4

I'm using the snow package in R to execute a function on a SOCK cluster with multiple machines(3) running on Linux OS. I tried to run the code with both parLapply and clusterApply.

In case of any error at the worker level, the results of the worker nodes are not returned properly to master making it very hard to debug. I'm currently logging every heartbeat of the worker nodes independently using futile.logger. It seems as if the results are properly computed. But when I tried to print the result at the master node (After receiving the output from workers) I get an error which says, Error in checkForRemoteErrors(val): 8 nodes produced errors; first error: missing value where TRUE/FALSE needed.

Is there any way to debug the results of the workers more deeply?

Steve Weston
  • 19,197
  • 4
  • 59
  • 75
  • First oder of business would be to run the code (with reduced number of iterations) without parallelization and debug. Have you done that? – Roland Jun 03 '13 at 12:04
  • 1
    Check that some of the workers aren't actually computing NA or NULL as their results. That sort of thing would log fine but the reduce or aggregate step will fail out when it tries to return to the master. The error you are seeing could be something like that. Can you compute sequentially and see the actual result of each batch or chunk? Also check traceback(). – Tommy Levi Jun 03 '13 at 14:28
  • @Roland: Thanks for your comment. Yes. I did that. It works fine without parallelization. Also, if it helps the workers are managed via SSH-passwordless login (using Auth keys). I am not able to reproduce this error. – pravinvenugopal Jun 04 '13 at 06:13
  • 1
    @TommyLevi: Thanks for your reply. I'm logging the results of the workers also. It is computed fine. And I cannot do a `traceback()` since, the R sessions that are created for the workers will be closed after the job is done. I don't want to keep the unwanted sessions alive. – pravinvenugopal Jun 04 '13 at 06:18
  • Is it possible to do a run sequentially on just your local machine? That could rule some things out. Does it fail out everytime on the workers? Or just some of the time? Also double check both your base R and any packages being used are the same version numbers – Tommy Levi Jun 04 '13 at 20:02
  • @TommyLevi: There is no problem in sequential case. It fails every time but at random times. Some of the times the code will run smoothly for a while and then throw this error. Some times earlier too. – pravinvenugopal Jun 05 '13 at 14:03
  • Are you deploying from the cluster/server itself? or from a local machine that farms out? – Tommy Levi Jun 05 '13 at 16:53

2 Answers2

11

The checkForRemoteErrors function is called by parLapply and clusterApply to check for task errors, and it will throw an error if any of the tasks failed. Unfortunately, although it displays the error message, it doesn't provide any information about what worker code caused the error. But if you modify your worker/task function to catch errors, you can retain some extra information that may be helpful in determining where the error occurred.

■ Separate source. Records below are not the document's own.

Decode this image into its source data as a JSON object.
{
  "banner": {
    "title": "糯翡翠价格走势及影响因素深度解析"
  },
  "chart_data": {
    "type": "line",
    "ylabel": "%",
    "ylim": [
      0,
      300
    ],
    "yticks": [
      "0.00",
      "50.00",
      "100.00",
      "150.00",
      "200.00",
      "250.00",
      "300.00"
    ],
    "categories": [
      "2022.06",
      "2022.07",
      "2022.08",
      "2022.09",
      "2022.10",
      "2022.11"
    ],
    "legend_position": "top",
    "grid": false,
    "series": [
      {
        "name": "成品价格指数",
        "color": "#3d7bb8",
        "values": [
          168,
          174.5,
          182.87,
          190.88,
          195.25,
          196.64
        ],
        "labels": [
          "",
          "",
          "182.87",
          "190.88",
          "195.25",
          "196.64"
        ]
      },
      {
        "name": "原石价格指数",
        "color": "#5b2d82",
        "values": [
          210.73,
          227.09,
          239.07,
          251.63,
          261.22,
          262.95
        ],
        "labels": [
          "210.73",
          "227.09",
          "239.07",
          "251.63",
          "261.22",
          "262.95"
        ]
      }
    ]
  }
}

For example, here's a simple snow program that fails. Note that it uses outfile='' when creating the cluster so that output from the program is displayed, which by itself is a very useful debugging technique:

library(snow)
cl <- makeSOCKcluster(2, outfile='')
problem <- function(i) {
  if (NA)
    j <- 999
  else
    j <- i
  2 * j
}
r <- parLapply(cl, 1:2, problem)

When you execute this, you see the error message from checkForRemoteErrors and some other messages, but nothing that tells you that the if statement caused the error. To catch errors when calling problem, we define workerfun:

workerfun <- function(i) {
  tryCatch({
    problem(i)
  },
  error=function(e) {
    print(e)
    stop(e)
  })
}

Now we execute workerfun with parLapply instead of problem, first exporting problem to the workers:

clusterExport(cl, c('problem'))
r <- parLapply(cl, 1:2, workerfun)

Among the other messages, we now see

<simpleError in if (NA) j <- 999 else j <- i: missing value where TRUE/FALSE needed>

which includes the actual if statement that generated the error. Of course, it doesn't tell you the file name and line number of the expression, but it's often enough to let you solve the problem.

Steve Weston
  • 19,197
  • 4
  • 59
  • 75
  • 1
    I tried your above solution but it doesn't produce any additional error message. I know my underlying function works fine because I can run it using apply with no errors and the parallelisation works fine in another instance of the underlying function, I just get the checkForRemoteErrors(val): 4 nodes produced errors; first error: subscript out of bounds for a particular instance. Any suggestions? – Celeste Mar 15 '16 at 06:47
  • Im having a similar issue where the above works but only 1:2. 1:3 says one node fail, 1:4 says 2, 1:6 says 3 and 1:10 or above says 4 nodes. Think in my case its down to a limit on an api being accessed. – Oli Oct 27 '16 at 14:48
0

check the range of your observations. how the observation varies. I have noticed that when there are lots of decimal places 4, 5,6 , it throws glm.nb off. To solve this i just round the observations to 2 decimal places.